Why is it that software is still
easily pirated today?
It's more profitable to sell software that's easy to pirate.
When deciding about anti-piracy measures, companies do a cost-benefit analysis. For any given set of measures, if the benefits don't outweigh the costs, the company doesn't do it.
Costs include time and effort to implement, document, support and maintain the measures, and perhaps sales losses if they're really annoying. Generally speaking, there are two kinds of benefits:
- Larger profits because people who would have pirated the program bought it instead..
- The people who make decisions are happy the program isn't getting pirated.
Here's a simple example: Microsoft Office.
Now, MS is all about the money, and not so much about making execs happy about piracy. For some time, MS has been selling a "Home and Student" edition of Office for way cheaper than the "normal" edition for business. I bought this a few years ago, and it had no copy protection at all! And the "anti-piracy" technology consisted of entering a product key which was then stored in the application folder. But you could run it on as many computers as you wanted simultaneously, and they'd all run fine!
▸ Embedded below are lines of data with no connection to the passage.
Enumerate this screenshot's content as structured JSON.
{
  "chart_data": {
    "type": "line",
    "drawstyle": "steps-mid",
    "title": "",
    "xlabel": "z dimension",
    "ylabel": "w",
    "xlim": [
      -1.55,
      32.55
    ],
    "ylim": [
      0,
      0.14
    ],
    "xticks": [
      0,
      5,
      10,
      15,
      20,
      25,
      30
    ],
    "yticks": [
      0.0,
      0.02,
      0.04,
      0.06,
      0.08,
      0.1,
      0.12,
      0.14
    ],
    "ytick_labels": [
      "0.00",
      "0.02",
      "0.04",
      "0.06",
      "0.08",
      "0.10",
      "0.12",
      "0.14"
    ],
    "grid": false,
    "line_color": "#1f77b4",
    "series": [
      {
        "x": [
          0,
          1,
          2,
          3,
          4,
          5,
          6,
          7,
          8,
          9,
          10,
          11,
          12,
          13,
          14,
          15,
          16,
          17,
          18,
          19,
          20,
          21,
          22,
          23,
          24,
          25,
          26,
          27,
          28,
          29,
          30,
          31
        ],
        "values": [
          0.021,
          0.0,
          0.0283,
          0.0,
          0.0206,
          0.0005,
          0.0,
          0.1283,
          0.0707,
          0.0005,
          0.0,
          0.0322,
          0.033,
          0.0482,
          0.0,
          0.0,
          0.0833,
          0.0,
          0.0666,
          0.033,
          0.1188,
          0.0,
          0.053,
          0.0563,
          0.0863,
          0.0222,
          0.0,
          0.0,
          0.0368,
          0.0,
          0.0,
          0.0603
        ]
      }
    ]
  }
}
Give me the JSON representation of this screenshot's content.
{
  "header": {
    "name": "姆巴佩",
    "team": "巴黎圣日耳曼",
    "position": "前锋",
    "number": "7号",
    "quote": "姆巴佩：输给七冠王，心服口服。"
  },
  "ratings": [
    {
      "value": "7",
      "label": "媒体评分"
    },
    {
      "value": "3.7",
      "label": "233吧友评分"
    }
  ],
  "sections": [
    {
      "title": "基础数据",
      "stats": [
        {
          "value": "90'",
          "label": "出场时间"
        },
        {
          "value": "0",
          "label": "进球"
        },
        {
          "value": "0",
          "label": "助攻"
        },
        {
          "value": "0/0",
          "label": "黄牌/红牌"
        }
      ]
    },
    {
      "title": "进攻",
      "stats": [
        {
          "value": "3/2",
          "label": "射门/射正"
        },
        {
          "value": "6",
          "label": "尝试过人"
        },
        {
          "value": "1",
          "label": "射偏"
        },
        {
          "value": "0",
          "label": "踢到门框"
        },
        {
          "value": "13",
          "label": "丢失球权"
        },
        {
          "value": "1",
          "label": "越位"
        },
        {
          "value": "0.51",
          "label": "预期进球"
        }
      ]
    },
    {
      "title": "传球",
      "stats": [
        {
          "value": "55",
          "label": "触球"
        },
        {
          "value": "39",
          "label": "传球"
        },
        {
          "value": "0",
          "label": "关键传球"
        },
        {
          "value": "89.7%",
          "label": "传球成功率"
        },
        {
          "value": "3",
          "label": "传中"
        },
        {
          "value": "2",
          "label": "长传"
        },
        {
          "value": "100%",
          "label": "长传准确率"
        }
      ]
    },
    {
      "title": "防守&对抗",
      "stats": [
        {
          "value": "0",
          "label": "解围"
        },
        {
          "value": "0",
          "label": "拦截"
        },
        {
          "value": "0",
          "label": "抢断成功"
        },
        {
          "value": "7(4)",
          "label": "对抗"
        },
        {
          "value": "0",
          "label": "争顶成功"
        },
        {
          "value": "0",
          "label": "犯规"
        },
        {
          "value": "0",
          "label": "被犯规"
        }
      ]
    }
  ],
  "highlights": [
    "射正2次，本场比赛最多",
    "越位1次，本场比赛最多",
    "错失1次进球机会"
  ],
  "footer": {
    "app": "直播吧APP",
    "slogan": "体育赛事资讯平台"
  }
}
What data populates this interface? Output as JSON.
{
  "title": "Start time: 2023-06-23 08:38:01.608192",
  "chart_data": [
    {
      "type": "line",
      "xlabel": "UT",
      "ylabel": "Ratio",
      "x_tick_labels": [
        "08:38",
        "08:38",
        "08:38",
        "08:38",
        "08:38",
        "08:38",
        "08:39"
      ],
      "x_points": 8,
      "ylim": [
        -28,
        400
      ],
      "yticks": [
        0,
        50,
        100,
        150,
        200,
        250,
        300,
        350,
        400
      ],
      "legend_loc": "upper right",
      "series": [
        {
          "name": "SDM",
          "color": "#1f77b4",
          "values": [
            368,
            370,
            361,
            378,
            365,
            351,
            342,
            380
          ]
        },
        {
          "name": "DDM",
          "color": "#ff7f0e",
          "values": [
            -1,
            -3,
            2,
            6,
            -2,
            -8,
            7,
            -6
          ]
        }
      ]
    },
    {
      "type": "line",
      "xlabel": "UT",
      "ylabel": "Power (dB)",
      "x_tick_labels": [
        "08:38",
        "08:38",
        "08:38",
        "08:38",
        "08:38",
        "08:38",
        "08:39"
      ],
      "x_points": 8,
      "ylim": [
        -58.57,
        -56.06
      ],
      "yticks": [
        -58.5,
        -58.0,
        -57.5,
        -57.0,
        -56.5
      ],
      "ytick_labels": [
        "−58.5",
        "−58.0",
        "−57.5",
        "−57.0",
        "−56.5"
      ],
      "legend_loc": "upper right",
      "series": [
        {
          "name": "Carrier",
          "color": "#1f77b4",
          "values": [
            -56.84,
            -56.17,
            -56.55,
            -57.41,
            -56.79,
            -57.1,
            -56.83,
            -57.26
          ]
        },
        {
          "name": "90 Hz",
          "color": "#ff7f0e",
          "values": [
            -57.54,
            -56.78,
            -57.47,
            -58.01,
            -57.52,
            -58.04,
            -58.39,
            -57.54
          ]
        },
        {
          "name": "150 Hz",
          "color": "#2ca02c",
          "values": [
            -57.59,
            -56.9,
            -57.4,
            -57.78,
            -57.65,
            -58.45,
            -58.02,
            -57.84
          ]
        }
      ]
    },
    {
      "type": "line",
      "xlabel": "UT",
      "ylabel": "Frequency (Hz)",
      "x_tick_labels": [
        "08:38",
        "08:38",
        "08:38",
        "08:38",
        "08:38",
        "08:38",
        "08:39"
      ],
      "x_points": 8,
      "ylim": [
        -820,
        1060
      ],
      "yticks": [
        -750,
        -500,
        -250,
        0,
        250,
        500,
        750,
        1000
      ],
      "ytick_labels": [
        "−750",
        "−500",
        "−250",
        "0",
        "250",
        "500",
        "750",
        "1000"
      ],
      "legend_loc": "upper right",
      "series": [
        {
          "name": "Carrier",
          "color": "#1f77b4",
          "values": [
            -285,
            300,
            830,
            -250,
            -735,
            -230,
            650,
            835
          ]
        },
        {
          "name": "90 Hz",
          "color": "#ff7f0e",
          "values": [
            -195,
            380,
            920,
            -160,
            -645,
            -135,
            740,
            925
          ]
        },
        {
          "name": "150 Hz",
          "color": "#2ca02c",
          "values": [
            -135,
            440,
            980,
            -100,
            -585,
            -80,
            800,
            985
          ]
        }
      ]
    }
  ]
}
In fact, on the Mac, you could drag the application folder across the network to another computer where you'd never done an installation, and because the product key was stored with the application, it ran great.
Why such pathetic anti-piracy technology? Two reasons.
The first is because the added cost of tech support for home users screwing up their installations was just not worth it.
The second is the non-technical anti-piracy measures. MS has a whistleblower program where if you know a company has pirated MS software - like installing 200 copies of the same "Home and Student" Office - you can give them a call. Then MS comes in and audits the company, and if it finds pirated software, sues the crap out of them - and you get a big cut of the winnings.
So MS doesn't have to use technology to prevent piracy. They find it more profitable to just use cold, hard cash.